There's a hole in the bucket, dear Liza

My day started well; I was energetic and lighthearted. As the day progressed, I started feeling strange. Not in pain, not even uncomfortable, but strange. Around one o'clock, I experienced a very strong wave of deja vu. It was like a prophecy coming to pass, with a rapid convergence of preordained moments that pieced together like a puzzle. It was such a strong feeling, it left me disoriented.

I was at my desk when it happened. I stretched behind me to put a file down and when I positioned myself back to my computer everything felt familiar, significant. Jeff came into the office. I knew it a split second before it happened. Things falling into place. And once Jeff arrived, I knew he would soon be calling us into the office to tell us we were closing up shop.

He did so about a half hour later. He told us that unless a miracle happens, we'll be closing up shop very soon. He's been trying to figure a way to keep us running, but business has not been good, he and Chris, his wife, haven't been making any money for a long time. If we do stay open, it will mean more cuts in hours. He advised us to look for work and not depend on us staying afloat. Maureen cried, the rest of us sat in silence. It was evident Jeff hated telling us, but he didn't want to forestall it any longer.

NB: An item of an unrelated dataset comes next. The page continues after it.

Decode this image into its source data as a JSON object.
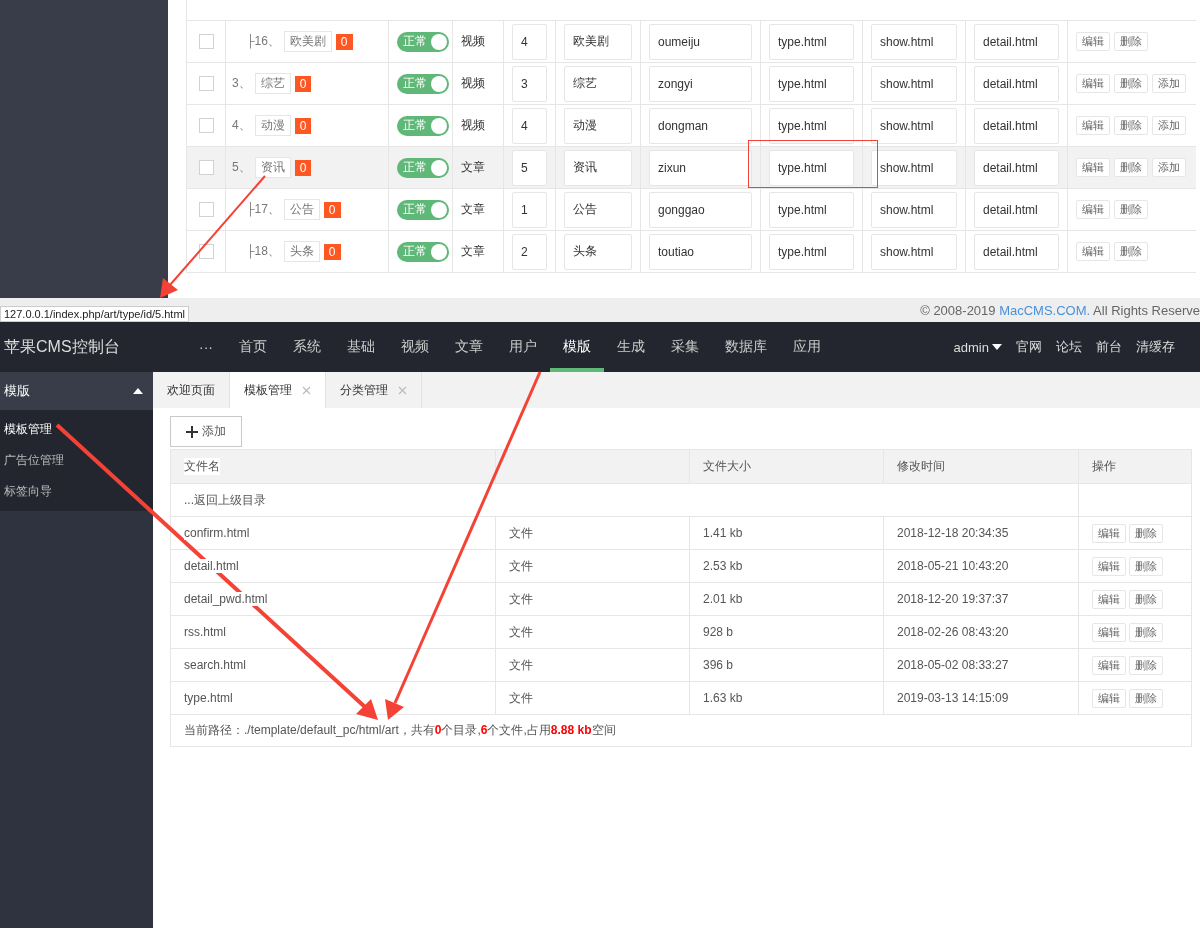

In two weeks, we'll meet back with him and he'll tell us what he's decided. As for me, I'm going to be as positive as I can. I have to be. If I'm not, if I fall into despair, then I am doomed. If I focus on how fucked up I'll be if I don't have a job, I will never get one. No, I'm going to adopt as carefree and self-assured attitude. I'm going to resist negativity as best as I can. I'm going to attract into my life a new job if this doesn't work out. I am going to ignore the odds against this happening when I need it to happen and assume that it already has happened, if you catch my drift. "Act as if" will be my mantra.

I was not surprised when I heard the news. I knew ahead of time. I've known for some time now that I'm on the cusp of some change, probably significant. The deja vu/ prophecy told me as much. Now is not the time for despair. I may be on the fast track to disaster, to the lowest point I've ever been, but you know what, I don't think so. When I was talking to my mother earlier, I told her it was fifty fifty which way I'm headed. When my head is clear about it, I don't have the sense I'm headed in the wrong direction. We'll see, I guess.

Some interesting times ahead. In a couple of months, my life will be quite different. At the very least, I won't be living with Janelle and BBZ anymore. Who knows. The C's are on tonight and I'm going to watch them play and act as if things are going to be alright, perhaps even better than they've been. In a lot of ways, change will be a relief. One thing is clear: I can't keep living the way I have been. The goal, though, is to head onward and upward.

After work, I threw the yoga mat down and had a good session. I felt strong, flexible. Sometimes I forget how much more fit I've become, how much better my body feels. I needed the reminder.